NovelToon NovelToon
SENORITA PERDIDA

SENORITA PERDIDA

Status: tamat
Genre:Misteri / Cintapertama / Mafia / Percintaan Konglomerat / Tamat
Popularitas:36.1k
Nilai: 5
Nama Author: Vebi Gusriyeni

Series #2

Keputusan Rayden dan Maula untuk kawin lari tidak semulus yang mereka bayangkan. Rayden justru semakin jauh dengan istrinya karena Leo, selaku ayah Maula tidak merestui hal tersebut. Leo bahkan memilih untuk pindah ke Madrid hingga anaknya itu lulus kuliah. Dengan kehadiran Leo di sana, semakin membuat Rayden kesulitan untuk sekedar menemui sang istri.

Bahkan Maula semakin berubah dan mulai menjauh, Rayden merasa kehilangan sosok Maula yang dulu.

Akankah Rayden menyerah atau tetap mempertahankan rumah tangganya? Bisakah Rayden meluluhkan hati sang ayah mertua untuk merestui hubungan mereka?

Karya ini diterbitkan atas izin NovelToon Vebi Gusriyeni, isi konten hanyalah pandangan pribadi pembuatnya, tidak mewakili NovelToon sendiri

Bab 24 : Tikus Kematian

...•••Selamat Membaca•••...

Isabella memejamkan mata, istirahat sejenak dari kesibukan dan masalah saat ini. Namun, tiba-tiba mobil yang dia tumpangi justru ditabrak oleh mobil yang ada di belakang mereka.

Isabella melirik ke arah belakang dan tampak sebuah mobil melaju dan menabrakkan diri ke mobil yang dia tumpangi.

Posisinya tak jauh di belakang, sebuah Rolls-Royce hitam klasik meluncur perlahan, elegan seperti bayangan di malam hari. Di balik kemudinya, Eliza—nenek Maula—duduk tenang dengan sarung tangan kulit dan mantel bulu hitam. Di dashboard, GPS-nya sudah terhubung pada alat pelacak yang disembunyikan diam-diam oleh Vanessa di jaket Isabella sebelumnya. Jaket yang selalu dibawa oleh Isabella ke manapun ia pergi.

Eliza menarik napas panjang, menghela perlahan, lalu menyeringai tipis.

“Aku sudah terlalu tua untuk kebetulan. Kau harus tahu itu, Isabella.”

Tangannya memutar setir. Mobilnya kini mengambil posisi sejajar, hanya berjarak satu mobil dari kendaraan Isabella. Di jalanan lengang, lampu kota memantul dari aspal basah dan lapisan es tipis.

Sopir Isabella mulai curiga. “Ny. Isabella… mobil di belakang kita sudah mengikuti sejak dua blok lalu.”

“Kenapa kau baru bilang sekarang? Dia bahkan sudah mau menghancurkan mobil ini,” geram Isabella.

Isabella melirik kaca spion. Saat ia melihat siluet Rolls-Royce itu, dadanya langsung menegang.
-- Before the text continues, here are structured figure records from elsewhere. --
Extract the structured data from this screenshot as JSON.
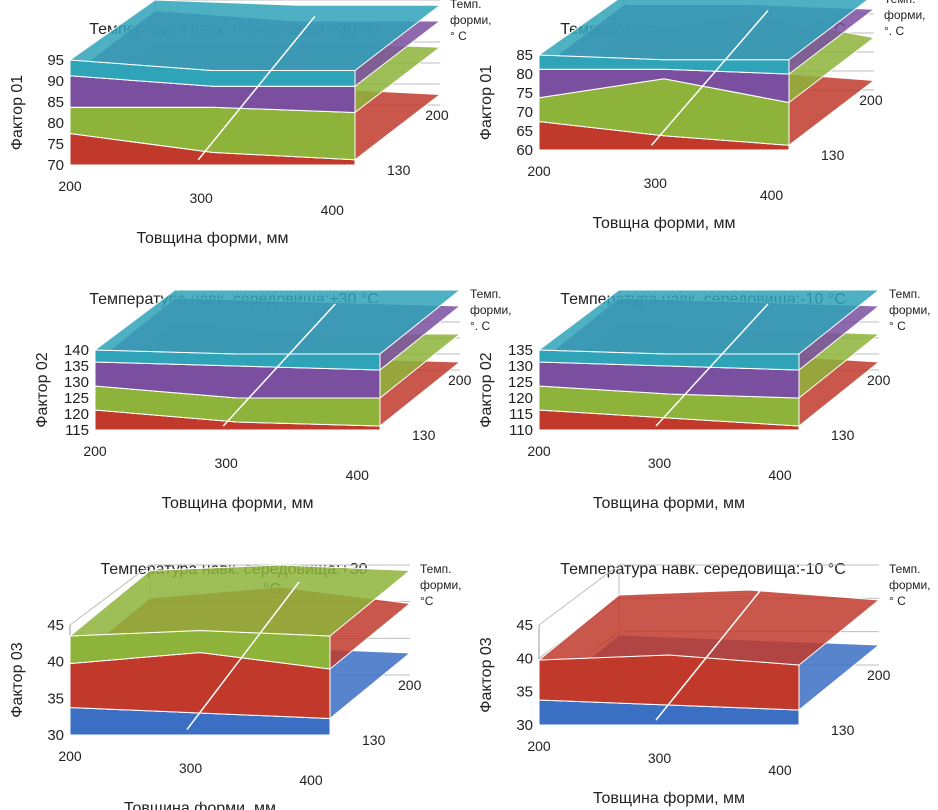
{
  "charts": [
    {
      "type": "surface",
      "title": "Температура навк. середовища:+30 °C",
      "xlabel": "Товщина форми, мм",
      "ylabel": "Фактор 01",
      "zlabel": [
        "Темп.",
        "форми,",
        "° C"
      ],
      "x_ticks": [
        "200",
        "300",
        "400"
      ],
      "y_ticks": [
        "70",
        "75",
        "80",
        "85",
        "90",
        "95"
      ],
      "depth_ticks": [
        "130",
        "200"
      ],
      "ylim": [
        70,
        95
      ],
      "band_colors": [
        "#c0392b",
        "#8db33a",
        "#7a4fa0",
        "#2fa3b8"
      ]
    },
    {
      "type": "surface",
      "title": "Температура навк. середовища:-10 °C",
      "xlabel": "Товщна форми, мм",
      "ylabel": "Фактор 01",
      "zlabel": [
        "Темп.",
        "форми,",
        "°. C"
      ],
      "x_ticks": [
        "200",
        "300",
        "400"
      ],
      "y_ticks": [
        "60",
        "65",
        "70",
        "75",
        "80",
        "85"
      ],
      "depth_ticks": [
        "130",
        "200"
      ],
      "ylim": [
        60,
        85
      ],
      "band_colors": [
        "#c0392b",
        "#8db33a",
        "#7a4fa0",
        "#2fa3b8"
      ]
    },
    {
      "type": "surface",
      "title": "Температура навк. середовища:+30 °C",
      "xlabel": "Товщина форми, мм",
      "ylabel": "Фактор 02",
      "zlabel": [
        "Темп.",
        "форми,",
        "°. C"
      ],
      "x_ticks": [
        "200",
        "300",
        "400"
      ],
      "y_ticks": [
        "115",
        "120",
        "125",
        "130",
        "135",
        "140"
      ],
      "depth_ticks": [
        "130",
        "200"
      ],
      "ylim": [
        115,
        140
      ],
      "band_colors": [
        "#c0392b",
        "#8db33a",
        "#7a4fa0",
        "#2fa3b8"
      ]
    },
    {
      "type": "surface",
      "title": "Температура навк. середовища:-10 °C",
      "xlabel": "Товщина форми, мм",
      "ylabel": "Фактор 02",
      "zlabel": [
        "Темп.",
        "форми,",
        "° C"
      ],
      "x_ticks": [
        "200",
        "300",
        "400"
      ],
      "y_ticks": [
        "110",
        "115",
        "120",
        "125",
        "130",
        "135"
      ],
      "depth_ticks": [
        "130",
        "200"
      ],
      "ylim": [
        110,
        135
      ],
      "band_colors": [
        "#c0392b",
        "#8db33a",
        "#7a4fa0",
        "#2fa3b8"
      ]
    },
    {
      "type": "surface",
      "title": "Температура навк. середовища:+30",
      "title_extra": "°C",
      "xlabel": "Товщина форми, мм",
      "ylabel": "Фактор 03",
      "zlabel": [
        "Темп.",
        "форми,",
        "°C"
      ],
      "x_ticks": [
        "200",
        "300",
        "400"
      ],
      "y_ticks": [
        "30",
        "35",
        "40",
        "45"
      ],
      "depth_ticks": [
        "130",
        "200"
      ],
      "ylim": [
        30,
        45
      ],
      "band_colors": [
        "#3a6fc4",
        "#c0392b",
        "#8db33a"
      ]
    },
    {
      "type": "surface",
      "title": "Температура навк. середовища:-10 °C",
      "xlabel": "Товщина форми, мм",
      "ylabel": "Фактор 03",
      "zlabel": [
        "Темп.",
        "форми,",
        "° C"
      ],
      "x_ticks": [
        "200",
        "300",
        "400"
      ],
      "y_ticks": [
        "30",
        "35",
        "40",
        "45"
      ],
      "depth_ticks": [
        "130",
        "200"
      ],
      "ylim": [
        30,
        45
      ],
      "band_colors": [
        "#3a6fc4",
        "#c0392b"
      ]
    }
  ]
}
“Kecepatan penuh. Belok ke gang kanan.”

Tapi sudah terlambat.

BRAAAAKKK!

Rolls-Royce itu menabrak keras sisi belakang mobil itu dari samping, membuat mobil itu tergelincir dan hampir menabrak tiang listrik. Eliza tetap tenang, bahkan sempat menyetel volume lagu klasik yang mengalun dari radionya—Tchaikovsky - Swan Lake.

Isabella menjerit ketika mobilnya tergelincir dan menabrak salju, sementara sopirnya berusaha mengendalikan setir.

“SIAPA ITU GILA!?” teriak Isabella menahan sakit.

Isabella membelalak ketika melihat sosok itu. “Mustahil… kenapa dia di sini?”

Eliza keluar dari mobil dengan langkah santai. Sepatu hak tingginya menapak salju tanpa tergelincir sedikit pun. Ia membawa satu tongkat besi ramping yang sekilas terlihat seperti tongkat bantu jalan, tapi ujungnya menyimpan bilah kecil beracun.

“Isabella,” ucap Eliza tenang. “Aku sudah cukup memberi waktu untukmu kabur. Tapi kau menyakiti cucuku bahkan kau berkali-kali sudah membuat dia masuk rumah sakit.”

Isabella keluar dari mobil dengan napas terengah. “Kau pikir kau bisa mengendalikan semuanya, wanita tua? Dunia ini sudah berubah.” Isabella menatap benci pada Eliza.

“Tentu,” Eliza tersenyum dingin. “Tapi satu hal tak pernah berubah. Aku tak pernah gagal menyelesaikan urusanku apalagi menyangkut dengan cucu kesayanganku, Maula Maximillian.”

Isabella mencabut pistol kecil dari tasnya. Tapi Eliza sudah lebih cepat. Ia melempar tongkatnya seperti anak panah dan menancap tepat di tangan Isabella yang membuat senjatanya terlempar ke salju.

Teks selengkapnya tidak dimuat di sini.